As we were doing the interviews with the girls, we were really shocked by a lot of the stuff. So we wanted to see if this a national thing, and if there's information supporting this. As we researched that, we started to think about ways to introduce it into the movie, this other context that girls were escaping from at this camp. We met Liz Canning, who's an animator and editor here in the Bay area. We had seen some stuff on her reel that was really very similar, in a video way, to the aesthetic of the people who are at the camp, which is very pasted together and collage-y. We asked her to do a test piece on a theme — I think it was on body image — and gave her some stats to work with. That piece in there is largely what she came up with, and we were really amazed by it and asked her to do a couple more.


I'm guessing you're familiar with the Seven Up series?
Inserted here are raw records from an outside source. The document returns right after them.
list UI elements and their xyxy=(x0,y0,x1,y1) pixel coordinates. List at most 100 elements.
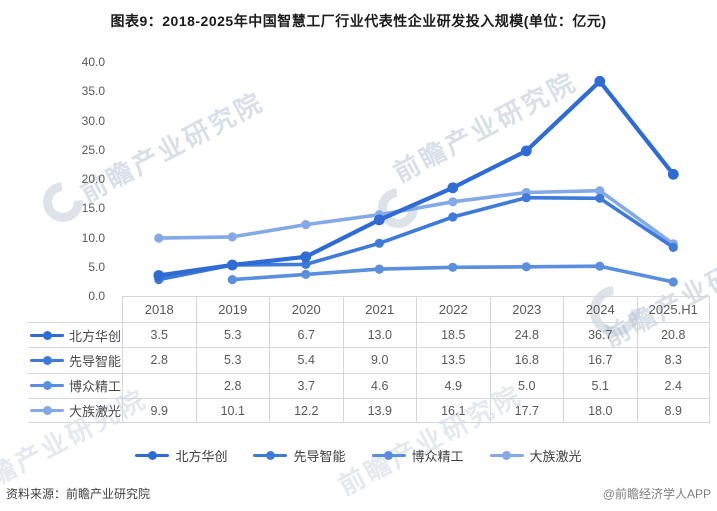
table-value-cell: 13.5 xyxy=(416,347,490,373)
data-point xyxy=(226,259,238,271)
series-name: 大族激光 xyxy=(69,404,122,420)
data-point xyxy=(154,275,164,285)
data-point xyxy=(520,145,532,157)
series-name: 先导智能 xyxy=(69,353,122,369)
legend-item: 博众精工 xyxy=(371,446,464,465)
data-point xyxy=(448,212,458,222)
table-value-cell: 5.4 xyxy=(269,347,343,373)
series-line-2 xyxy=(230,264,676,284)
legend-marker-icon xyxy=(253,450,288,460)
data-point xyxy=(521,187,531,198)
table-value-cell: 16.1 xyxy=(416,397,490,424)
data-point xyxy=(227,275,237,285)
table-header-cell: 2019 xyxy=(195,296,269,322)
y-axis-tick-label: 5.0 xyxy=(88,259,105,274)
data-table: 2018 2019 2020 2021 2022 2023 2024 2025.H1 北方华创 3… xyxy=(0,296,710,424)
table-spacer xyxy=(0,347,28,372)
table-value-cell: 3.5 xyxy=(122,322,196,348)
table-value-cell: 6.7 xyxy=(269,322,343,348)
data-point xyxy=(301,220,311,230)
data-point xyxy=(521,193,531,203)
chart-legend: 北方华创 先导智能 博众精工 大族激光 xyxy=(0,443,717,467)
table-header-cell: 2024 xyxy=(563,296,637,322)
source-note: 资料来源：前瞻产业研究院 xyxy=(6,487,151,501)
table-value-cell: 24.8 xyxy=(489,322,563,348)
series-line-3 xyxy=(157,188,676,246)
table-value-cell: 20.8 xyxy=(636,322,710,348)
series-name: 北方华创 xyxy=(69,328,122,344)
data-point xyxy=(154,233,164,243)
data-point xyxy=(595,193,605,203)
data-point xyxy=(447,182,459,194)
data-point xyxy=(667,168,679,180)
legend-marker-icon xyxy=(135,450,170,460)
series-line-0 xyxy=(156,79,676,278)
table-header-cell: 2021 xyxy=(342,296,416,322)
legend-marker-icon xyxy=(489,450,524,460)
table-row: 大族激光 9.9 10.1 12.2 13.9 16.1 17.7 18.0 8.9 xyxy=(0,397,710,424)
table-row: 北方华创 3.5 5.3 6.7 13.0 18.5 24.8 36.7 20.8 xyxy=(0,322,710,348)
table-value-cell: 13.9 xyxy=(342,397,416,424)
data-point xyxy=(153,270,165,281)
y-axis-tick-label: 40.0 xyxy=(81,55,105,69)
table-spacer xyxy=(0,398,28,423)
table-value-cell: 13.0 xyxy=(342,322,416,348)
y-axis-tick-label: 25.0 xyxy=(81,142,105,157)
table-spacer xyxy=(0,322,28,347)
legend-item: 北方华创 xyxy=(135,446,227,465)
table-header-cell: 2018 xyxy=(122,296,196,322)
table-value-cell: 18.0 xyxy=(563,397,637,424)
legend-marker-icon xyxy=(30,330,64,340)
credit-note: @前瞻经济学人APP xyxy=(602,487,711,501)
table-value-cell: 2.8 xyxy=(122,347,196,373)
table-value-cell: 5.3 xyxy=(195,347,269,373)
legend-item: 大族激光 xyxy=(489,446,582,465)
table-row: 博众精工 2.8 3.7 4.6 4.9 5.0 5.1 2.4 xyxy=(0,372,710,398)
series-label-cell: 北方华创 xyxy=(28,322,122,347)
table-value-cell: 5.1 xyxy=(563,372,637,398)
table-value-cell: 2.4 xyxy=(636,372,710,398)
chart-title: 图表9：2018-2025年中国智慧工厂行业代表性企业研发投入规模(单位：亿元) xyxy=(110,13,607,29)
table-header-cell: 2023 xyxy=(489,296,563,322)
table-header-cell: 2020 xyxy=(269,296,343,322)
table-value-cell: 4.9 xyxy=(416,372,490,398)
table-value-cell: 5.3 xyxy=(195,322,269,348)
y-axis-tick-label: 35.0 xyxy=(81,84,105,99)
data-point xyxy=(300,251,312,263)
table-value-cell: 3.7 xyxy=(269,372,343,398)
legend-label: 先导智能 xyxy=(293,448,346,464)
y-axis-tick-label: 10.0 xyxy=(81,230,105,245)
data-point xyxy=(668,277,678,287)
data-point xyxy=(594,75,606,87)
y-axis-tick-label: 15.0 xyxy=(81,201,105,216)
data-point xyxy=(227,232,237,242)
legend-label: 博众精工 xyxy=(411,448,464,464)
data-point xyxy=(448,262,458,272)
table-value-cell: 9.9 xyxy=(122,397,196,424)
legend-label: 大族激光 xyxy=(529,448,582,464)
table-value-cell: 18.5 xyxy=(416,322,490,348)
series-name: 博众精工 xyxy=(69,379,122,395)
data-point xyxy=(227,260,237,270)
legend-marker-icon xyxy=(30,355,64,365)
table-header-cell: 2025.H1 xyxy=(636,296,710,322)
table-value-cell: 8.9 xyxy=(636,397,710,424)
legend-label: 北方华创 xyxy=(175,448,228,464)
data-point xyxy=(595,261,605,271)
table-value-cell: 10.1 xyxy=(195,397,269,424)
table-value-cell: 5.0 xyxy=(489,372,563,398)
table-header-cell: 2022 xyxy=(416,296,490,322)
table-value-cell: 16.8 xyxy=(489,347,563,373)
data-point xyxy=(374,264,384,274)
table-value-cell: 16.7 xyxy=(563,347,637,373)
table-value-cell: 2.8 xyxy=(195,372,269,398)
table-row: 先导智能 2.8 5.3 5.4 9.0 13.5 16.8 16.7 8.3 xyxy=(0,347,710,373)
y-axis-tick-label: 30.0 xyxy=(81,113,105,128)
data-point xyxy=(595,186,605,196)
y-axis-tick-label: 20.0 xyxy=(81,172,105,186)
data-point xyxy=(301,269,311,279)
table-spacer xyxy=(0,373,28,398)
table-corner-cell xyxy=(28,296,122,322)
data-point xyxy=(301,259,311,269)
Have you considered returning to the camp and chronicling the girls over the years?


I was just up there last weekend interviewing all the girls for the DVD extras. Because it's been three years for the camp already and kids at that age change so fast. Amelia, for instance, if 5 inches taller than she was; I didn't know at first it was her. We're friends with all the families, so we're going to be in touch with them. Maybe in a few years we'll check in with them again. But we're also pretty conscious of the impact that we've had on their lives so far. A lot of [the subjects of the Up series] are pretty bitter about their exposure. And we really like these kids a lot, so as much as we loved doing the movie, we're not super-psyched to make their lives exposed for the rest of their existence.


Girls Rock! opens Friday, April 4, at the Avalon Theater. There will be a post-screening dance party featuring the bands Girls Rock Distortion, Blue Black Betty, and DJ Natty Boom, plus a discussion with the women of D.C.'s girl rock camp GR!DC (Girls Rock DC).